[EDITOR'S NOTE: This case is unpublished as indicated by the issuing court.] MEMORANDUM OF DECISION ON PLAINTIFF'S MOTION TO STRIKE SECOND SPECIAL DEFENSE Plaintiff hauling company alleges that between CT Page 2520 March 9, 1989 and March 25, 1991, it delivered steel beams for the new Charter Oak Bridge, and upon failure of its forwarder and the general contractor to pay for such deliveries, seeks to recover payment from the defendant insurance companies under their payment bonds. On May 9, 1991, plaintiff notified all parties of its intention to claim payment under the bonds.
Defendant insurance companies' second special defense alleges that pursuant to 49-42, C.G.S., plaintiff's claims are limited to a period of 180 days prior to the sending of notice to the defendants. Plaintiff moves to strike this special defense on the ground that its notice, delivered within 90 days of the final delivery, is applicable to all the deliveries, including those prior to the 180-day period.
Section 49-42 reads in pertinent part as follows:
(a) Every person who has furnished labor of material in the prosecution of the work provided for in such contract in respect of which a payment bond is furnished under the provisions of section 49-41 and who has not been paid in full therefor before the expiration of a period of ninety days after the day on which their last of the labor was done or performed by him or material was furnished or supplied by him for which the claim is made, may enforce his right to payment under the bond by serving a notice of claim within one hundred eighty days after the date on which he performed the last of the labor or furnished the last of the material for which the claim is made, on the surety that issued the bond and a copy of the notice on the contractor named as principal in the bond.

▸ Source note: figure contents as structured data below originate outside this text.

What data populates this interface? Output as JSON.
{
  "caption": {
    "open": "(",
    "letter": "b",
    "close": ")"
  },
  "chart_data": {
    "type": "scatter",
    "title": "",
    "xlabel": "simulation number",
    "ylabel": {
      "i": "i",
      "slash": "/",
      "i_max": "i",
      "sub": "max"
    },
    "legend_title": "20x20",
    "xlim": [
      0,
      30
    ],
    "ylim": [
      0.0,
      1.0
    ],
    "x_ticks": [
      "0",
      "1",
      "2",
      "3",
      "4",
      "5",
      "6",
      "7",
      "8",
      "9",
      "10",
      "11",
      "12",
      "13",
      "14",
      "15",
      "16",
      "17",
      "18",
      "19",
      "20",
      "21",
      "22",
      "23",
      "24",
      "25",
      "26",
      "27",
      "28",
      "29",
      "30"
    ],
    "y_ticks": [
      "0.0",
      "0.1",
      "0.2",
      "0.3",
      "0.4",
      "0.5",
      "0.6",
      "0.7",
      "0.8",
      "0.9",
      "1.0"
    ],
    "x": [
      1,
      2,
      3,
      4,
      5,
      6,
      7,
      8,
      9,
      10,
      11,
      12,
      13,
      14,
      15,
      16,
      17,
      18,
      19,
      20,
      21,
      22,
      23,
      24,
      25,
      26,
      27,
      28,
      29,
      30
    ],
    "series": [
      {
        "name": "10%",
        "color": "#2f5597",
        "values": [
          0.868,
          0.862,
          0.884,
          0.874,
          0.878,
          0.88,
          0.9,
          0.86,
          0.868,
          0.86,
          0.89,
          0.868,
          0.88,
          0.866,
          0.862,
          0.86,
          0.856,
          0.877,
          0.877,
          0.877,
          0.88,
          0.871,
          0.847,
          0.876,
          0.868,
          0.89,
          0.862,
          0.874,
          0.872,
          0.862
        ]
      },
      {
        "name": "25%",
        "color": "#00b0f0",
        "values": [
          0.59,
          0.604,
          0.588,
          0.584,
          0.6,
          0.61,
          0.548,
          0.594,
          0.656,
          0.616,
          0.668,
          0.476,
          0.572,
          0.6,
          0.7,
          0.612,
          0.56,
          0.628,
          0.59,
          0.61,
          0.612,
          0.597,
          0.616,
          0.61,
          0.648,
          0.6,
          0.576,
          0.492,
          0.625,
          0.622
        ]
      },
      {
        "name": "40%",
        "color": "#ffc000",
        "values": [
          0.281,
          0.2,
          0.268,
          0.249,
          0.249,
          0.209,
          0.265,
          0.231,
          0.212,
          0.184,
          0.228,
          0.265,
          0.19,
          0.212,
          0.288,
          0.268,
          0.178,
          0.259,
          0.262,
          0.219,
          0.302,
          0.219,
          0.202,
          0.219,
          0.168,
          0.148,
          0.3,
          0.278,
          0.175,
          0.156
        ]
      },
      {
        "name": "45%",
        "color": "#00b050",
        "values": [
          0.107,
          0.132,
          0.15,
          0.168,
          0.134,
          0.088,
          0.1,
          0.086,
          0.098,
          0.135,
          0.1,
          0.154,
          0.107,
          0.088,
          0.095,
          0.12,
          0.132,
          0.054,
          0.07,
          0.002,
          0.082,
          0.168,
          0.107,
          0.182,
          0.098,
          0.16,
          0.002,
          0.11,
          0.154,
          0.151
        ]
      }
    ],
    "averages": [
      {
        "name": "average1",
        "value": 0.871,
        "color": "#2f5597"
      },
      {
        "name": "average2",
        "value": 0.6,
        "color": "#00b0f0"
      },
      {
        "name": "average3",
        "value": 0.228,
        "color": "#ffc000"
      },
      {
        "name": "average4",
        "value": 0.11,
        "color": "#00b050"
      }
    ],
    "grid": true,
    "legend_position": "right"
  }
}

Defendants claim that each delivery made by plaintiff was a separate contract, and only those contracts performed within the 180-day period prior to the notice are covered by the notice. Assuming that each of the plaintiff's deliveries constituted separate contracts, we hold that under the facts of this case only one notice was required to be given, within 180 days after the date on which it performed the last of the labor. This interpretation is consistent with the plain language of the statute, 49-42 C.G.S. Further, this interpretation is consistent with federal cases interpreting the Miller Act, the federal equivalent to 49-42. See, U.S. for A M Petroleum Santa Fe Engineers, 822 F.2d 547, 548 (5th Cir. 1987); Noland Company v. Allied Contractors, 273 F.2d 917, CT Page 2521 920 (4th Cir., 1959), U.S. for Use and Benefit of J. A. Edwards Co. Inc. v. Bregmar Construction Corp., 172 F. Sup. 517,522 (ED NY, 1959) (interpreting the language "furnished or supplied the last of the material for which such claim is made.").
The motion to strike the defendants' second special defense is granted.